#PaperADay #08 Reconstructing the Mind's Eye: fMRI-to-Image with Contrastive Learning and Diffusion Priors
Reconstructing the Mind's Eye: fMRI-to-Image with Contrastive Learning and Diffusion Priors
Paper Title: Reconstructing the Mind's Eye: fMRI-to-Image with Contrastive Learning and Diffusion Priors
Authors: Paul S. Scotti, Atmadeep Banerjee, Jimmie Goode, Stepan Shabalin, Alex Nguyen, Ethan Cohen, Aidan J. Dempster, Nathalie Verlinde, Elad Yundler, David Weisberg, Kenneth A. Norman, Tanishq Mathew Abraham
Website (Stability.ai) : https://stability.ai/research/minds-eye
Code (Github) - https://github.com/medarc-ai/fmri-reconstruction-nsd
🧾 Summary:
MindEye is a novel fMRI-to-image approach that retrieves and reconstructs viewed images from brain activity. It utilizes contrastive learning for retrieval and a diffusion prior for reconstruction, achieving state-of-the-art performance in both tasks. The model maps fMRI brain activity to a multimodal latent space, allowing accurate reconstruction and retrieval, even among similar images, and demonstrates improvements through specialized submodules, improved training techniques, and larger parameter models.
🖼️ Methodology
It maps fMRI brain activity to the latent space of a pretrained CLIP model, enabling high-accuracy image retrieval and reconstruction. The model's specialized submodules facilitate retrieval and reconstruction tasks, preserving fine-grained image-specific information in brain embeddings. By combining high-level semantic reconstruction and low-level perceptual reconstruction, MindEye achieves state-of-the-art performance in various image metrics.
⚙️ Architecture
In the MindEye model, there are two pipelines: a high-level semantic pipeline and a low-level perceptual pipeline. Both pipelines consist of a residual MLP backbone and task-specific submodules. The high-level pipeline uses an MLP projector and diffusion prior, while the low-level pipeline uses an MLP projector and CNN decoder. Training the projector submodule with contrastive loss and the second submodule with mean squared error (MSE) loss yields the best performance in both pipelines.
It employs large-scale multilayer perceptrons, contrastive learning, and diffusion models to achieve state-of-the-art image reconstruction. With specialized submodules for retrieval and reconstruction, MindEye achieves high accuracy in image retrieval and brain retrieval tasks, surpassing previous methods. It demonstrates the presence of fine-grained image-specific information in brain embeddings and shows potential for scalability to large-scale databases. The model combines high-level semantic reconstruction with low-level perceptual reconstruction, resulting in state-of-the-art performance across various image metrics.
📊 Findings
Image/Brain Retrieval
MindEye achieves an impressive 93.2% accuracy in retrieving the exact original image from brain samples, demonstrating the retention of fine-grained exemplar-level information in CLIP fMRI embeddings. The model outperforms similar approaches by a significant margin in both image retrieval and brain retrieval tasks, showcasing its superior performance.

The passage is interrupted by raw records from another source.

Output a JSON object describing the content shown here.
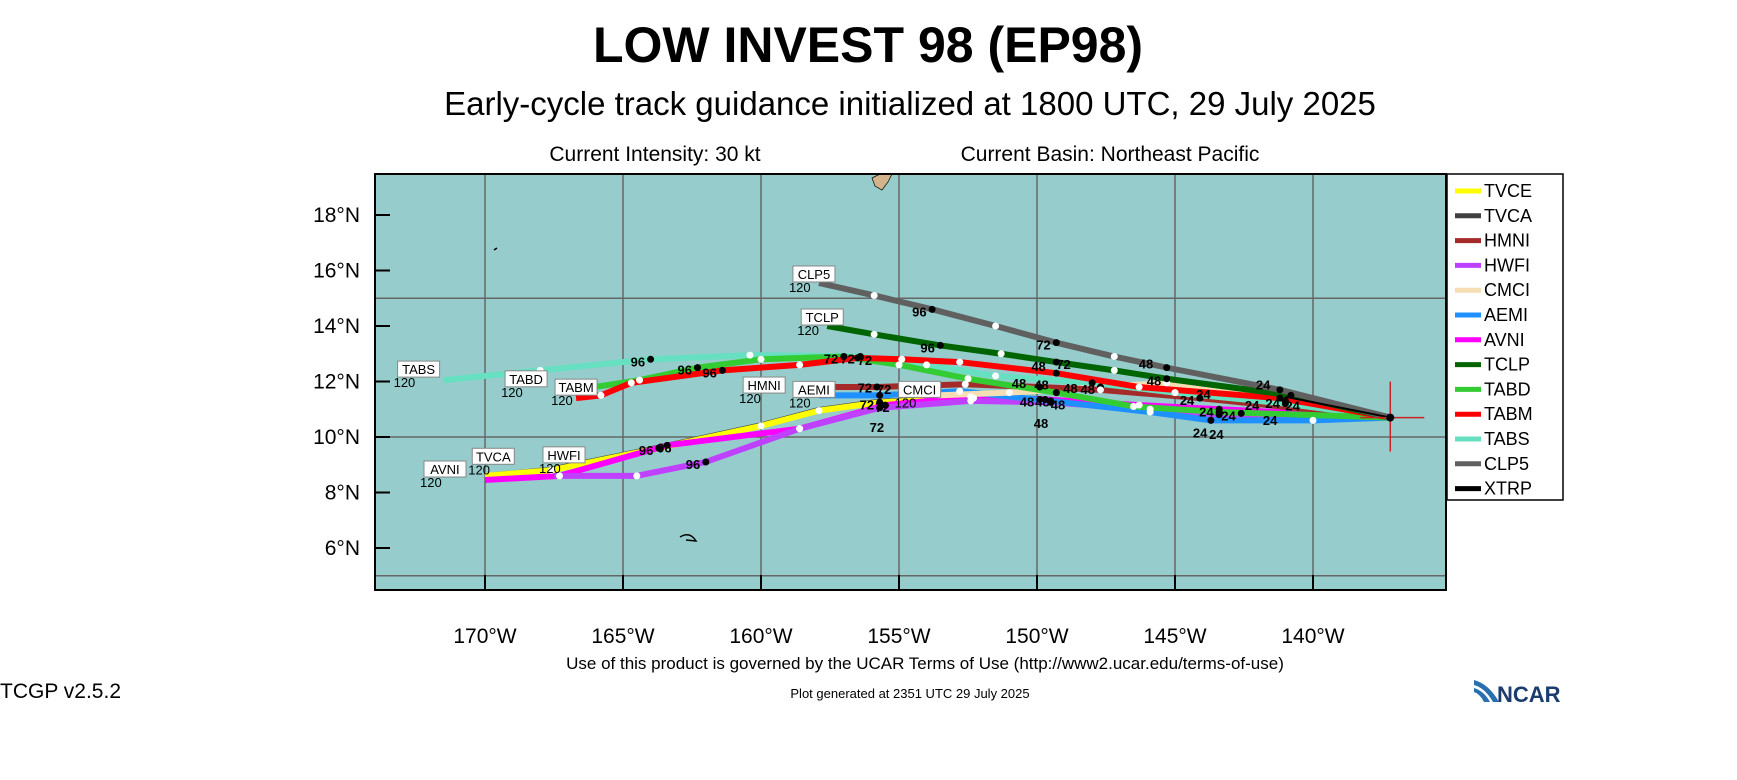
{
  "header": {
    "title": "LOW INVEST 98 (EP98)",
    "subtitle": "Early-cycle track guidance initialized at 1800 UTC, 29 July 2025",
    "intensity": "Current Intensity: 30 kt",
    "basin": "Current Basin: Northeast Pacific"
  },
  "footer": {
    "terms": "Use of this product is governed by the UCAR Terms of Use (http://www2.ucar.edu/terms-of-use)",
    "version": "TCGP v2.5.2",
    "generated": "Plot generated at 2351 UTC   29 July 2025",
    "logo": "NCAR"
  },
  "chart_data": {
    "type": "line",
    "title": "LOW INVEST 98 (EP98)",
    "xlabel": "Longitude",
    "ylabel": "Latitude",
    "xlim": [
      -174,
      -135.2
    ],
    "ylim": [
      4.5,
      19.5
    ],
    "x_ticks": [
      {
        "v": -170,
        "label": "170°W"
      },
      {
        "v": -165,
        "label": "165°W"
      },
      {
        "v": -160,
        "label": "160°W"
      },
      {
        "v": -155,
        "label": "155°W"
      },
      {
        "v": -150,
        "label": "150°W"
      },
      {
        "v": -145,
        "label": "145°W"
      },
      {
        "v": -140,
        "label": "140°W"
      }
    ],
    "y_ticks": [
      {
        "v": 6,
        "label": "6°N"
      },
      {
        "v": 8,
        "label": "8°N"
      },
      {
        "v": 10,
        "label": "10°N"
      },
      {
        "v": 12,
        "label": "12°N"
      },
      {
        "v": 14,
        "label": "14°N"
      },
      {
        "v": 16,
        "label": "16°N"
      },
      {
        "v": 18,
        "label": "18°N"
      }
    ],
    "grid_lon": [
      -170,
      -165,
      -160,
      -155,
      -150,
      -145,
      -140
    ],
    "grid_lat": [
      5,
      10,
      15
    ],
    "origin": {
      "lon": -137.2,
      "lat": 10.7
    },
    "end_hour_label": "120",
    "legend_position": "right",
    "series": [
      {
        "name": "TVCA",
        "color": "#404040",
        "points": [
          [
            -169.7,
            8.62
          ],
          [
            -167.6,
            8.82
          ],
          [
            -163.7,
            9.62
          ],
          [
            -160,
            10.42
          ],
          [
            -157.9,
            10.97
          ],
          [
            -155.7,
            11.27
          ],
          [
            -152.3,
            11.42
          ],
          [
            -149.9,
            11.37
          ],
          [
            -145.9,
            11.02
          ],
          [
            -142.6,
            10.87
          ],
          [
            -137.2,
            10.7
          ]
        ],
        "hours": [],
        "label_offset": [
          0,
          -18
        ]
      },
      {
        "name": "TVCE",
        "color": "#ffff00",
        "points": [
          [
            -170,
            8.6
          ],
          [
            -167.6,
            8.8
          ],
          [
            -163.7,
            9.6
          ],
          [
            -160,
            10.4
          ],
          [
            -157.9,
            10.95
          ],
          [
            -155.7,
            11.25
          ],
          [
            -152.3,
            11.4
          ],
          [
            -149.9,
            11.35
          ],
          [
            -145.9,
            11.0
          ],
          [
            -142.6,
            10.85
          ],
          [
            -137.2,
            10.7
          ]
        ],
        "hours": [
          null,
          null,
          "96",
          null,
          null,
          "72",
          null,
          "48",
          null,
          "24",
          null
        ],
        "label_offset": null
      },
      {
        "name": "AVNI",
        "color": "#ff00ff",
        "points": [
          [
            -170,
            8.45
          ],
          [
            -167.3,
            8.6
          ],
          [
            -163.4,
            9.7
          ],
          [
            -158.6,
            10.3
          ],
          [
            -155.5,
            11.15
          ],
          [
            -152.4,
            11.45
          ],
          [
            -149.7,
            11.35
          ],
          [
            -146.3,
            11.15
          ],
          [
            -143.4,
            11.0
          ],
          [
            -137.2,
            10.7
          ]
        ],
        "hours": [
          null,
          null,
          "96",
          null,
          "72",
          null,
          "48",
          null,
          "24",
          null
        ],
        "label_offset": [
          -40,
          -10
        ]
      },
      {
        "name": "HWFI",
        "color": "#c040ff",
        "points": [
          [
            -167.5,
            8.6
          ],
          [
            -164.5,
            8.6
          ],
          [
            -162,
            9.1
          ],
          [
            -158.6,
            10.3
          ],
          [
            -155.7,
            11.05
          ],
          [
            -152.4,
            11.3
          ],
          [
            -149.5,
            11.25
          ],
          [
            -143.4,
            10.8
          ],
          [
            -137.2,
            10.7
          ]
        ],
        "hours": [
          null,
          null,
          "96",
          null,
          "72",
          null,
          "48",
          "24",
          null
        ],
        "label_offset": [
          10,
          -20
        ]
      },
      {
        "name": "AEMI",
        "color": "#1e90ff",
        "points": [
          [
            -157.9,
            11.5
          ],
          [
            -155.7,
            11.5
          ],
          [
            -152.8,
            11.65
          ],
          [
            -149.5,
            11.3
          ],
          [
            -145.9,
            10.9
          ],
          [
            -143.7,
            10.6
          ],
          [
            -140,
            10.6
          ],
          [
            -137.2,
            10.7
          ]
        ],
        "hours": [
          null,
          "72",
          null,
          "48",
          null,
          "24",
          null,
          null
        ],
        "label_offset": [
          -5,
          -5
        ]
      },
      {
        "name": "CMCI",
        "color": "#f5deb3",
        "points": [
          [
            -153.6,
            11.5
          ],
          [
            -151,
            11.6
          ],
          [
            -147.7,
            11.8
          ],
          [
            -145.3,
            11.95
          ],
          [
            -141,
            11.3
          ],
          [
            -137.2,
            10.7
          ]
        ],
        "hours": [
          null,
          null,
          "48",
          null,
          "24",
          null
        ],
        "label_offset": [
          -18,
          -5
        ]
      },
      {
        "name": "HMNI",
        "color": "#a52a2a",
        "points": [
          [
            -158.4,
            11.8
          ],
          [
            -155.8,
            11.8
          ],
          [
            -152.6,
            11.9
          ],
          [
            -149.9,
            11.8
          ],
          [
            -147.7,
            11.7
          ],
          [
            -144.1,
            11.4
          ],
          [
            -137.2,
            10.7
          ]
        ],
        "hours": [
          null,
          "72",
          null,
          "48",
          null,
          "24",
          null
        ],
        "label_offset": [
          -22,
          -8
        ]
      },
      {
        "name": "TABS",
        "color": "#66e0c0",
        "points": [
          [
            -171.5,
            12.05
          ],
          [
            -168,
            12.4
          ],
          [
            -164,
            12.8
          ],
          [
            -160.4,
            12.95
          ],
          [
            -156.4,
            12.9
          ],
          [
            -154,
            12.6
          ],
          [
            -151.5,
            12.2
          ],
          [
            -148,
            11.95
          ],
          [
            -145,
            11.6
          ],
          [
            -141,
            11.2
          ],
          [
            -137.2,
            10.7
          ]
        ],
        "hours": [
          null,
          null,
          "96",
          null,
          "72",
          null,
          null,
          "48",
          null,
          "24",
          null
        ],
        "label_offset": [
          -25,
          -10
        ]
      },
      {
        "name": "TABD",
        "color": "#33cc33",
        "points": [
          [
            -166.7,
            11.7
          ],
          [
            -164.4,
            12.05
          ],
          [
            -162.3,
            12.5
          ],
          [
            -160,
            12.8
          ],
          [
            -157,
            12.9
          ],
          [
            -155,
            12.6
          ],
          [
            -152.5,
            12.1
          ],
          [
            -149.3,
            11.6
          ],
          [
            -146.5,
            11.1
          ],
          [
            -143.4,
            10.9
          ],
          [
            -137.2,
            10.7
          ]
        ],
        "hours": [
          null,
          null,
          "96",
          null,
          "72",
          null,
          null,
          "48",
          null,
          "24",
          null
        ],
        "label_offset": [
          -50,
          -10
        ]
      },
      {
        "name": "TABM",
        "color": "#ff0000",
        "points": [
          [
            -166.7,
            11.4
          ],
          [
            -165.8,
            11.5
          ],
          [
            -164.7,
            11.95
          ],
          [
            -161.4,
            12.4
          ],
          [
            -158.6,
            12.6
          ],
          [
            -156.5,
            12.85
          ],
          [
            -154.9,
            12.8
          ],
          [
            -152.8,
            12.7
          ],
          [
            -149.3,
            12.3
          ],
          [
            -146.3,
            11.8
          ],
          [
            -141.2,
            11.4
          ],
          [
            -137.2,
            10.7
          ]
        ],
        "hours": [
          null,
          null,
          null,
          "96",
          null,
          "72",
          null,
          null,
          "48",
          null,
          "24",
          null
        ],
        "label_offset": [
          -30,
          -10
        ]
      },
      {
        "name": "TCLP",
        "color": "#006400",
        "points": [
          [
            -157.6,
            14.0
          ],
          [
            -155.9,
            13.7
          ],
          [
            -153.5,
            13.3
          ],
          [
            -151.3,
            13.0
          ],
          [
            -149.3,
            12.7
          ],
          [
            -147.2,
            12.4
          ],
          [
            -145.3,
            12.1
          ],
          [
            -140.8,
            11.5
          ],
          [
            -137.2,
            10.7
          ]
        ],
        "hours": [
          null,
          null,
          "96",
          null,
          "72",
          null,
          "48",
          "24",
          null
        ],
        "label_offset": [
          -5,
          -8
        ]
      },
      {
        "name": "CLP5",
        "color": "#606060",
        "points": [
          [
            -157.9,
            15.55
          ],
          [
            -155.9,
            15.1
          ],
          [
            -153.8,
            14.6
          ],
          [
            -151.5,
            14.0
          ],
          [
            -149.3,
            13.4
          ],
          [
            -147.2,
            12.9
          ],
          [
            -145.3,
            12.5
          ],
          [
            -141.2,
            11.7
          ],
          [
            -137.2,
            10.7
          ]
        ],
        "hours": [
          null,
          null,
          "96",
          null,
          "72",
          null,
          "48",
          "24",
          null
        ],
        "label_offset": [
          -5,
          -8
        ]
      },
      {
        "name": "XTRP",
        "color": "#000000",
        "points": [
          [
            -141,
            11.45
          ],
          [
            -137.2,
            10.7
          ]
        ],
        "hours": [],
        "label_offset": null
      }
    ]
  },
  "colors": {
    "ocean": "#96cccc",
    "land": "#d2b48c",
    "grid": "#666666",
    "crosshair": "#cc2222"
  }
}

fMRI-to-Image Reconstruction
MindEye achieves state-of-the-art image reconstructions compared to other fMRI-to-image reconstruction models. Quantitative evaluations and comparisons show superior performance in terms of image quality and fidelity. The model demonstrates high accuracy in two-way identification, correctly identifying original image embeddings from paired brain embeddings with excellent results.